Usaha orang perseorangan hanya dapat menyelenggarakan pekerjaan yang sesuai dengan bidang keahliannya.

Badan usaha Jasa Konstruksi kualifikasi menengah hanya dapat menyelenggarakan Jasa Konstruksi  pada segmen pasar yang:
a. berisiko sedang;
b. berteknologi madya; dan/atau
c. berbiaya sedang.

Badan usaha Jasa Konstruksi kualifikasi besar yang berbadan-hukum dan perwakilan usaha Jasa Konstruksi Asing hanya dapat menyelenggarakan Jasa Konstruksi pada segmen pasar yang:
a. berisiko besar;
b. berteknologi tinggi; dan/atau
c. berbiaya besar.

Dalam hal penyelenggaraan Jasa Konstruksi menggunakan anggaran pendapatan dan belanja daerah serta memenuhi kriteria berisiko kecil sampai dengan sedang, berteknologi sederhana sampai dengan madya, dan berbiaya kecil sampai dengan sedang, pemerintah Daerah provinsi dapat membuat kebijakan khusus.
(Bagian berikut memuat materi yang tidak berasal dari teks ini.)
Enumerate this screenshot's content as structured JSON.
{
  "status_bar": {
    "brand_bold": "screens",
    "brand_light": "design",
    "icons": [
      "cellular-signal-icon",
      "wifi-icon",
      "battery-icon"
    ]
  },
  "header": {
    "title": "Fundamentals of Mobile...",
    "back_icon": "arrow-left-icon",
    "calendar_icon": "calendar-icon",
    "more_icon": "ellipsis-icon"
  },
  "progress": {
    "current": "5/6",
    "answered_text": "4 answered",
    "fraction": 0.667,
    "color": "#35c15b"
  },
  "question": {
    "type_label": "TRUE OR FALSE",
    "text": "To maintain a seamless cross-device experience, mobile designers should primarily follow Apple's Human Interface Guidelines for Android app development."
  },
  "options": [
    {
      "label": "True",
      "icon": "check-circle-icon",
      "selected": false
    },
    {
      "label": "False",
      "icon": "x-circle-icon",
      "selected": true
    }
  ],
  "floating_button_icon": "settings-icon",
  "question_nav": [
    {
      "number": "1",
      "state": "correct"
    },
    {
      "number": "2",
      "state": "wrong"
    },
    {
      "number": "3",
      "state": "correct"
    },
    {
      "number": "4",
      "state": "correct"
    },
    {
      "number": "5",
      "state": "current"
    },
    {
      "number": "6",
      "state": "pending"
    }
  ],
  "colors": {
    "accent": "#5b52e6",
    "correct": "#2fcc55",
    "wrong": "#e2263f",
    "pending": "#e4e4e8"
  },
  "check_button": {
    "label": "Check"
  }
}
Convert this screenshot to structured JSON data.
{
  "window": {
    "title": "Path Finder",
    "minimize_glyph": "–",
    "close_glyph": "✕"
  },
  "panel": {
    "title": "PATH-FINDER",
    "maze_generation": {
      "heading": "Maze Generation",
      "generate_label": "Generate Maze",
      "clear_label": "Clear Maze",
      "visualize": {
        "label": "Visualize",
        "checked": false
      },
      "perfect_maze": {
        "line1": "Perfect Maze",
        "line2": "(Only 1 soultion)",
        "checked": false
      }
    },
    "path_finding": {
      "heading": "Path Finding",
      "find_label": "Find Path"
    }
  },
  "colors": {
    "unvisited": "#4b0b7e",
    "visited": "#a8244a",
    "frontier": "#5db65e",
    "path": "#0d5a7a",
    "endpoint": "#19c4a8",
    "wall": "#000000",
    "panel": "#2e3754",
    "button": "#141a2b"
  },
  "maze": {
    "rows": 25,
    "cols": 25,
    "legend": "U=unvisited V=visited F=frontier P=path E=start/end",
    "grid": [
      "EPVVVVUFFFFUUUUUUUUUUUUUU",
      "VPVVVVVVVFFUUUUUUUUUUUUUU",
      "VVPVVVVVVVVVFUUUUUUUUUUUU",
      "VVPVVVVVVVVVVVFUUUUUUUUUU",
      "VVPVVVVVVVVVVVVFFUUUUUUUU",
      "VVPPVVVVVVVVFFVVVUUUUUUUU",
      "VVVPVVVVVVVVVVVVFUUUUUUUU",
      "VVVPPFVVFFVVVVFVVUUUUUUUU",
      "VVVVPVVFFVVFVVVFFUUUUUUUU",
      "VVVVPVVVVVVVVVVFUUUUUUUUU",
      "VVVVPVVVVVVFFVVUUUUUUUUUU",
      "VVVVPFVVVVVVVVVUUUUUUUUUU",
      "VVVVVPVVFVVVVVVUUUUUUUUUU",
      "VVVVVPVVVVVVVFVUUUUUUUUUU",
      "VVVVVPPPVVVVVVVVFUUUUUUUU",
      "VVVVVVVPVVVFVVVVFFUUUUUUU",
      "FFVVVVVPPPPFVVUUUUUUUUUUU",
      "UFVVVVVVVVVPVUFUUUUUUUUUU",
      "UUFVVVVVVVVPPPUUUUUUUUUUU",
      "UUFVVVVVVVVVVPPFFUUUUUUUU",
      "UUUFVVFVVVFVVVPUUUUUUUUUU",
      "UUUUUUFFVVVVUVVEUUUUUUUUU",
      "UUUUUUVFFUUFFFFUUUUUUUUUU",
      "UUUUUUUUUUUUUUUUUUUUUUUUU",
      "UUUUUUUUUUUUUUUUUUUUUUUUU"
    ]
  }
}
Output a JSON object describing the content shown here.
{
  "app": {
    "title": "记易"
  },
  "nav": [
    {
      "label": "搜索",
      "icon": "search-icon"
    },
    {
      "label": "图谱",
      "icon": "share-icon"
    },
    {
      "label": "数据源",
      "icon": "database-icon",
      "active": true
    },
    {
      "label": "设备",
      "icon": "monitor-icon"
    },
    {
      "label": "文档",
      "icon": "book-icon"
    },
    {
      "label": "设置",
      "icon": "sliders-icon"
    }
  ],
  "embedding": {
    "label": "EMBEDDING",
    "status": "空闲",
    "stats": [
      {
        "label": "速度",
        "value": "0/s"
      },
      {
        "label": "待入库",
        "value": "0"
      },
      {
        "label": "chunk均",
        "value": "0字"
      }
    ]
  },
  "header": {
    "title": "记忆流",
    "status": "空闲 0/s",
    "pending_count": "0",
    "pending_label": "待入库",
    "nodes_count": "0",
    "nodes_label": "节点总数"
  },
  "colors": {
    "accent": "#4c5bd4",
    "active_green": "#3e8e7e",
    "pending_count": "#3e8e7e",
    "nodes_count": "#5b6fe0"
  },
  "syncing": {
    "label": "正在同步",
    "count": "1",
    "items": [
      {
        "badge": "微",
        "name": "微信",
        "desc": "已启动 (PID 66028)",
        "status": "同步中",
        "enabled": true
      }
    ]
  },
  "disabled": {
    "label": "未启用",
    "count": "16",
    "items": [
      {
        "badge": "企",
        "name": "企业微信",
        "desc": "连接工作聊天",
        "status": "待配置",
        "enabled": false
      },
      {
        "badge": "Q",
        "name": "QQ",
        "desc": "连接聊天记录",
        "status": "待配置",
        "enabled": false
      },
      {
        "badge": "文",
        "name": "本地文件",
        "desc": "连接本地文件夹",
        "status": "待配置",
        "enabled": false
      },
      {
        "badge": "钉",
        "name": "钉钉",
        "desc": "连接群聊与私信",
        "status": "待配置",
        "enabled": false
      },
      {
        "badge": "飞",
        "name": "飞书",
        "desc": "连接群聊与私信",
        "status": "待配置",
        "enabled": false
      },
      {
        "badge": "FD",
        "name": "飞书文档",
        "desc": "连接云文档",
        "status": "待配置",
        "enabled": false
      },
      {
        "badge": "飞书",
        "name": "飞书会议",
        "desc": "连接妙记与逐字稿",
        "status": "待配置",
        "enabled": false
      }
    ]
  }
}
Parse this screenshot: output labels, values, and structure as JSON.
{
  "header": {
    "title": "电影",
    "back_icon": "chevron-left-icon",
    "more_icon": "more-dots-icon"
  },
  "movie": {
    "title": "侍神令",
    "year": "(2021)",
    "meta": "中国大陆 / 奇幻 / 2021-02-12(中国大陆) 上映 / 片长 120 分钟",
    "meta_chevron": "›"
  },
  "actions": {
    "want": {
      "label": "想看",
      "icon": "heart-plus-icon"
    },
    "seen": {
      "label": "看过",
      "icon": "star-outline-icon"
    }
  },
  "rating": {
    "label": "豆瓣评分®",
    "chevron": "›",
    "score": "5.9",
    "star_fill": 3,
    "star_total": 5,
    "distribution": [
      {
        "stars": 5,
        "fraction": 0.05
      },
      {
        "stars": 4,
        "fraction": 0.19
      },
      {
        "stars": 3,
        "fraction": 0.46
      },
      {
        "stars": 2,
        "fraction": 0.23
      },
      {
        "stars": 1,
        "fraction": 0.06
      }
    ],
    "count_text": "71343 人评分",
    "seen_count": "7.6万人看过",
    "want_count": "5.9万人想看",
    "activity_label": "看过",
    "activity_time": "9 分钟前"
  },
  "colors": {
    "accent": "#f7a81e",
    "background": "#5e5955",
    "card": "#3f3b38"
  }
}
Kebijakan khusus tersebut meliputi:

a. kerja sama operasi dengan badan usaha Jasa Konstruksi daerah; dan/ atau
b. penggunaan Subpenyedia Jasa daerah.

Ketentuan lebih lanjut mengenai segmentasi pasar serta kriteria risiko, teknologi, dan biaya akan diatur dalam peraturan pemerintah.